The decay constant, represented by the symbol \( \lambda \), is of utmost importance in the study of radioactive decay. It quantifies the probability per unit time that a given atom will decay. Here's a closer look:

• The decay constant is a proportionality factor that provides a connection between the decay rate and the amount of substance present at any given time.
• When given, the decay constant lets us predict how quickly a radioactive isotope will diminish over time.
• In calculations, using the natural logarithm simplifies the process. By taking the natural log of the decay equation, we can solve for \( \lambda \) when other variables are known, such as \( \ln(0.0625) = -\lambda \times 49.2 \).
• Pretty useful! Once we have \( \lambda \), we can easily find the half-life, which tells us how long it takes for half of the material to decay.

Remember, a smaller \( \lambda \) indicates a slower decay process, while a larger value means the substance decays more quickly.

Natural Logarithm

The natural logarithm, often abbreviated as "ln," is an essential mathematical concept employed in exponential decay calculations, including radioactive decay. Here's why it’s so crucial:

• The natural logarithm is the inverse function of the exponential function \( e^x \). This property allows it to be particularly useful in solving equations involving exponentials.
• In the context of radioactive decay, the natural logarithm helps isolate variables, such as the decay constant \( \lambda \), from exponential equations. For example, \( \ln(0.0625) = -\lambda \times 49.2 \).
• Arithmetic with natural logs can transform complex multiplicative relationships into simpler additive ones, facilitating straightforward calculations.
• Understanding the relationship between exponential growth/decay and natural logarithms is key to mastering decay processes in nuclear physics.
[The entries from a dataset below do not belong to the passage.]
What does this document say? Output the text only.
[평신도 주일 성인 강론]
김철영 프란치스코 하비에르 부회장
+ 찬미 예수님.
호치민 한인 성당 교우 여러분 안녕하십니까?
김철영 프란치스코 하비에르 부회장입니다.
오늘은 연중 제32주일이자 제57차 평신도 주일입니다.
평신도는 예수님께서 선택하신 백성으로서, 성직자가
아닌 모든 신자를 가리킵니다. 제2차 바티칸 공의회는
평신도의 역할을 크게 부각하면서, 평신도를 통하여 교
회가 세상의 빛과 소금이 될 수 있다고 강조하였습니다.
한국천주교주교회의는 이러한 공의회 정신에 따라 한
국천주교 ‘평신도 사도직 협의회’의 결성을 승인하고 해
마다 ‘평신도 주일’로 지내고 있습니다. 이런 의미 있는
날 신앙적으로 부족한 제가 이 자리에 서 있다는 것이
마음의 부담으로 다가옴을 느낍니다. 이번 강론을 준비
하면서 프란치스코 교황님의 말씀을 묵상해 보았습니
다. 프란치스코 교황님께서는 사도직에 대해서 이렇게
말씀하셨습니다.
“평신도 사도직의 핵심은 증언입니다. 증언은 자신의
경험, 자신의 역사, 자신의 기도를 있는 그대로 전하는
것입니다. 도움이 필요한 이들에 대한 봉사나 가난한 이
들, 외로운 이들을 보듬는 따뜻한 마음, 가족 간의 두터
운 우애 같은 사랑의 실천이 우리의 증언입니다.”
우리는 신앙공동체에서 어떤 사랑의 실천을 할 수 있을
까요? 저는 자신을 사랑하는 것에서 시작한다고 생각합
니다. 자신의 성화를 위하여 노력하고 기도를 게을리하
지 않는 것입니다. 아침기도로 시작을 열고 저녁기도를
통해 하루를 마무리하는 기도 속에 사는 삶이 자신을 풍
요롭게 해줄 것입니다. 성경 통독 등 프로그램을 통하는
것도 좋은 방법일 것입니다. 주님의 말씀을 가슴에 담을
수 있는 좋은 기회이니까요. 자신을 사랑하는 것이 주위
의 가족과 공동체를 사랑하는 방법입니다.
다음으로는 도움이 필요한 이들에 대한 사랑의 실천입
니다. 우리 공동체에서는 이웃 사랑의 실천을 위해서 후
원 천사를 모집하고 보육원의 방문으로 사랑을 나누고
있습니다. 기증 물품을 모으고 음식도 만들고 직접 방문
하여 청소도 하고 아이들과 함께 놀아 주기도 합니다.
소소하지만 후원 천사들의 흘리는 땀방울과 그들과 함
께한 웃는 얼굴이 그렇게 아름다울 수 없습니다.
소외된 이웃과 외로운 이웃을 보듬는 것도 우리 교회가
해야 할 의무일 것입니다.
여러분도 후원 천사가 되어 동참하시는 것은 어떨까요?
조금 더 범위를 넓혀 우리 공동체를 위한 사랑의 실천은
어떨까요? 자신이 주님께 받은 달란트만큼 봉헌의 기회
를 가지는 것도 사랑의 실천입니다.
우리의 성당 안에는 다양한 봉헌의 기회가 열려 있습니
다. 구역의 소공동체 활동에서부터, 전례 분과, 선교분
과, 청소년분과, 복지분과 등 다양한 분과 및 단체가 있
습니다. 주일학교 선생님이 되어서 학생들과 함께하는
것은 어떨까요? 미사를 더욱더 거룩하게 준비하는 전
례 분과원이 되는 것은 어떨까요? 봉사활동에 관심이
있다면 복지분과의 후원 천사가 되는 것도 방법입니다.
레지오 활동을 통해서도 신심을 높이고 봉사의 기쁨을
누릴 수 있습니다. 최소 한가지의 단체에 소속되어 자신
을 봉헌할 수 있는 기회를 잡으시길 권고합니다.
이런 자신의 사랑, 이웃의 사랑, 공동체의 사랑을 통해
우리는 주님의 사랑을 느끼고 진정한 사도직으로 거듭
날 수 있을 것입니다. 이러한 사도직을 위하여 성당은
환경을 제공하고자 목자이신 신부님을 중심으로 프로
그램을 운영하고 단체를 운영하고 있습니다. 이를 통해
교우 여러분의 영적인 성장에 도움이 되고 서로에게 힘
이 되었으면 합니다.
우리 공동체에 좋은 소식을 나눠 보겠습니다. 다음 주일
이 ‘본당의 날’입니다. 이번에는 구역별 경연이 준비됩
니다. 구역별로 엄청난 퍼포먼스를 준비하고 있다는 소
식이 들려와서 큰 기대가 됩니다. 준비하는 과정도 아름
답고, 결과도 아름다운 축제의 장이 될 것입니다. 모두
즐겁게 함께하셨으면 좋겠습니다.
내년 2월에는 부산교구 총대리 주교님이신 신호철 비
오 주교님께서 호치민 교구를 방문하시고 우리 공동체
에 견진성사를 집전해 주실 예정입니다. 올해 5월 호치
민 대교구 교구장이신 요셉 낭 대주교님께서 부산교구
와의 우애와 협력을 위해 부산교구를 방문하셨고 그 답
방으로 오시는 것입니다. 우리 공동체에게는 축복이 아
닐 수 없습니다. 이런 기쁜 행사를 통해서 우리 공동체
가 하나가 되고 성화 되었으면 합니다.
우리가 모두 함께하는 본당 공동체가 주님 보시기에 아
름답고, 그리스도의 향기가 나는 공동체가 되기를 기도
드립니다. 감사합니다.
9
So, whenever you're dealing with exponential decay, remember that the natural logarithm is your friend in untangling those complex equations!

Radioactive Isotope

A radioactive isotope, or radioisotope, refers to an isotope whose nucleus is unstable. These are atoms that undergo radioactive decay, emitting radiation in the process. Here’s what you need to know:

• Every element can have numerous isotopes, distinguished by the number of neutrons in their nuclei.
• Some isotopes are stable, while others are radioactive, meaning they emit radiation as they decay into a more stable form.
• The rate at which this decay happens is characterized by the decay constant and the substance's half-life.
• Radioactive isotopes have wide-ranging applications, from medical imaging and cancer treatments to archaeological dating and nuclear energy.

Understanding the nature of radioactive isotopes enhances our ability to harness nuclear energy safely and effectively, among other uses.